Social Media: How to Avoid Oversharing About Your Kids
For parents, social media can be a helpful tool to get advice and stay connected with friends and family. But it can also provoke “sharenting” — which The New York Times recently defined in a video op-ed as, “when parents overshare photos and other data about their children on social media,” often without their permission.
We asked members of the Thrive community to share their best tips for sharing about their kids on social media while still maintaining healthy boundaries with technology, as well as respect for their children’s privacy. Their tips can help you open a conversation with your kids about an online presence they’re comfortable with.

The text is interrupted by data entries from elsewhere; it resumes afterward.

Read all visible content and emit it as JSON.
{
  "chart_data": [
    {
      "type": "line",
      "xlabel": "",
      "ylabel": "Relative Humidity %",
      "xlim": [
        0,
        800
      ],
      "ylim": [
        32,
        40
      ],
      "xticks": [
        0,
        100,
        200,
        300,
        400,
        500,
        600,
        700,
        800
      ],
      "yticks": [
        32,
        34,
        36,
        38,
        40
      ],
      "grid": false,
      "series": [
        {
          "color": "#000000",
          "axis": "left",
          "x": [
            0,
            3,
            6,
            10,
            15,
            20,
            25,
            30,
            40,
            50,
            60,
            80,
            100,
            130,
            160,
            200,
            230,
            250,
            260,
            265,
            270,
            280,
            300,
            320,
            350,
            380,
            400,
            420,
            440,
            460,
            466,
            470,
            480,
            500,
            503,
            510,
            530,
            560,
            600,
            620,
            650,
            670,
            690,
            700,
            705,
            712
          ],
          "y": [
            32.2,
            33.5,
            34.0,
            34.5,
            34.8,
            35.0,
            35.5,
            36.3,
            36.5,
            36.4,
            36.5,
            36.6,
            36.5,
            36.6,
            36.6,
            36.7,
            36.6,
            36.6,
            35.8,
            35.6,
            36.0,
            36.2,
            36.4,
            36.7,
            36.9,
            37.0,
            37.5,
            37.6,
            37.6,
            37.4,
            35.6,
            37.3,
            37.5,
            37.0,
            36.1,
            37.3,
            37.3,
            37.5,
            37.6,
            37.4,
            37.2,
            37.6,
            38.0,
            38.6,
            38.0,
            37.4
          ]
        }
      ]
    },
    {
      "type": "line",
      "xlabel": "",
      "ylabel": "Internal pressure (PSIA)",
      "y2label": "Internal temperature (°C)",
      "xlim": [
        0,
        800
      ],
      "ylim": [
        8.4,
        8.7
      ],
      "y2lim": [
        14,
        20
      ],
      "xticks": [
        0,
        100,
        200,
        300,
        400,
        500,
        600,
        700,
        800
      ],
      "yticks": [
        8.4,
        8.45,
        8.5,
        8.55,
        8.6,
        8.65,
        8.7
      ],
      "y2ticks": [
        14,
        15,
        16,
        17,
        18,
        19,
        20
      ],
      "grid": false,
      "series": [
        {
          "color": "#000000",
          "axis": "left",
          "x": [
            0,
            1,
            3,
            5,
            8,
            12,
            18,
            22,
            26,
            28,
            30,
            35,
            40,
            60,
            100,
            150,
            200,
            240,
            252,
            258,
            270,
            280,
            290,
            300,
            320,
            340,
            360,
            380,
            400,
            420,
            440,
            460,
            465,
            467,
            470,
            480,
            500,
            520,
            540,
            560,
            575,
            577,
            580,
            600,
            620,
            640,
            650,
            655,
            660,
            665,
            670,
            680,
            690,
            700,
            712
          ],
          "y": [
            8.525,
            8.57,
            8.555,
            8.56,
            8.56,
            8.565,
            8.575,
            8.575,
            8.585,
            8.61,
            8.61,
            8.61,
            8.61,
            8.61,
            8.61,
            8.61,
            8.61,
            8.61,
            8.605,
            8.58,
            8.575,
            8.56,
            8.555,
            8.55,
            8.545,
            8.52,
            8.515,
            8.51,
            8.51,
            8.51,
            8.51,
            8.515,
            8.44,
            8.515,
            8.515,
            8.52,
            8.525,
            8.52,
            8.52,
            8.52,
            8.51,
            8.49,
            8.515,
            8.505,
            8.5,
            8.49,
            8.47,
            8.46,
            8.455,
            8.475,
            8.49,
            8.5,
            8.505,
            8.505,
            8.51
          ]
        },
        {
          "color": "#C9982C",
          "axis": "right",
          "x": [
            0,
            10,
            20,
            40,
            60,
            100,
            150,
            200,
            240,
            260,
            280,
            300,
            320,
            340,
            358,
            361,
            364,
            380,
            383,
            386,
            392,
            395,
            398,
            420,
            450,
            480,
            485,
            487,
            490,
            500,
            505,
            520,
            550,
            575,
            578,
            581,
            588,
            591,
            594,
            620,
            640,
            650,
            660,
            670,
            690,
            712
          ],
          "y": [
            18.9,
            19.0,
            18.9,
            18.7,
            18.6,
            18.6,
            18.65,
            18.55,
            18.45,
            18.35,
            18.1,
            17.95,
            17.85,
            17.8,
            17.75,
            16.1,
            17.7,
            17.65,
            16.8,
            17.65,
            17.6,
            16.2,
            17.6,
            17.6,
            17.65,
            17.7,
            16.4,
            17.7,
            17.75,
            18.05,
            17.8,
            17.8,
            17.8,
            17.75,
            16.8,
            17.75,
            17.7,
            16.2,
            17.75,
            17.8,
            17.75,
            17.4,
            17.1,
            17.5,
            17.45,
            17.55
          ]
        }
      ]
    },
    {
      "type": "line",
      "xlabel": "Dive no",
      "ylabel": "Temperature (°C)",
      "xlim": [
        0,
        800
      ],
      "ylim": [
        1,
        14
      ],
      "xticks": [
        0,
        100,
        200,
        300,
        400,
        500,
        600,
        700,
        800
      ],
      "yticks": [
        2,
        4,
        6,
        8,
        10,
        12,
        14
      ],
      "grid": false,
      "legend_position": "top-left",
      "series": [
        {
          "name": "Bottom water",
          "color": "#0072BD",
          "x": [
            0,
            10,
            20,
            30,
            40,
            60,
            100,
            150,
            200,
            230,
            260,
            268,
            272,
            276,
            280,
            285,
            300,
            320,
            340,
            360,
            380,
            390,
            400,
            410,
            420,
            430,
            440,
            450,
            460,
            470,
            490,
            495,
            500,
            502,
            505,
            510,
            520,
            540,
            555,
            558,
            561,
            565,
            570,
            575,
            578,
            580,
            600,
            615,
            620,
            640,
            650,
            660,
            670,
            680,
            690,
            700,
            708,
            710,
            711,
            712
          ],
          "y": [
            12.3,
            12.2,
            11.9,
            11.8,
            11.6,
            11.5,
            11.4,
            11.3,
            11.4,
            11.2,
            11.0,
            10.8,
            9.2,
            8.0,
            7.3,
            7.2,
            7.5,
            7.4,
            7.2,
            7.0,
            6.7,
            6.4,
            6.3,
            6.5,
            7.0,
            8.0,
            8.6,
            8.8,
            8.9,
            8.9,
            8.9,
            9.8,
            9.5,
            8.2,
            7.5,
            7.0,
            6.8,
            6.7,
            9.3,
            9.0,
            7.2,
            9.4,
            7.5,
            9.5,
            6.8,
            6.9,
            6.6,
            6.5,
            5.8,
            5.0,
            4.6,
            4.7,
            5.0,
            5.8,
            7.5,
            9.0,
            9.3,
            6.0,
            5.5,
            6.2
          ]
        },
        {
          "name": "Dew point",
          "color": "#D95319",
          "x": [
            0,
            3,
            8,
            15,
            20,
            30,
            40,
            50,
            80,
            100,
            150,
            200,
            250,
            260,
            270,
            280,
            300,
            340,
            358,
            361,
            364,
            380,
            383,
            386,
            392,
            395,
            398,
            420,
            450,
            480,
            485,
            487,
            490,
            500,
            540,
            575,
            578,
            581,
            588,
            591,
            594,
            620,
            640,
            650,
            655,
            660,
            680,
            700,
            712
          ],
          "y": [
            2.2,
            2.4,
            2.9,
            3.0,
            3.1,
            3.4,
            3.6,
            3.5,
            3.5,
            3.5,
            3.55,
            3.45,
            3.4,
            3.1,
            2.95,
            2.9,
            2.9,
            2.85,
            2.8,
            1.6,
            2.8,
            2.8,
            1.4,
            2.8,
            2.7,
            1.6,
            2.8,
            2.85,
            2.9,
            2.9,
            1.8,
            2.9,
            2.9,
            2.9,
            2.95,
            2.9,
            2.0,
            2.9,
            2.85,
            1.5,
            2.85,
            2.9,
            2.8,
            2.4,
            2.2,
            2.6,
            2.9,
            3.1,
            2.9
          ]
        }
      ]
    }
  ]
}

Imagine yourself in your child’s shoes
“During my daughter’s first year of life, I refrained from sharing pictures of her on social media. However, as she started to develop a personality, I couldn’t help but brag about her achievements. As a best practice, I always ask myself, ‘Would I want my mother sharing a picture of me like this on social media?’ before I post. I try to think from my daughter’s shoes as well as consider her safety before sharing with strictly the people I trust.”
—Erandi Palihakkara, digital marketing manager, Savannah, GA
Set up a private account for sharing
“We have a 15-month-old daughter, and she is an absolute performer. We love to share her pictures, but to protect her identity and safety, we created an Instagram account solely to share pictures of her without anyone else shown in the photos. This limits the ability to identify her and our family. It is a very entertaining way to share pictures with friends and family that we know and trust, whilst protecting her identity and well-being.”
—Terrence Kommal, M.D., healthcare, Pretoria, South Africa
Keep posts positive
“When we adopted my son a decade ago, we agreed to keep in touch with his foster parents. They raised him as their son, and took us to explore Korea to bond with him just days before they said goodbye. When we realized they were on Facebook, they joined the family and friends who kept up with our lives. For my son, Facebook is a way to connect in real-time, but he understands the responsibility and visibility of using the platform. To keep him engaged and prepared to do this himself, he has final say on photos and content, and we make sure to keep our posts positive.”
—MaryAnn McClung, corporate strategist, Dallas, TX
Define levels of intimacy
“I always ask myself and my wife two questions before we post on social media: Why are we sharing this to the world, and is this positive for the future of our child? We’ve also defined three levels of intimacy: Only for us, only for our family, or for everyone. Only when the piece of content at hand is relevant for everyone do we post it.”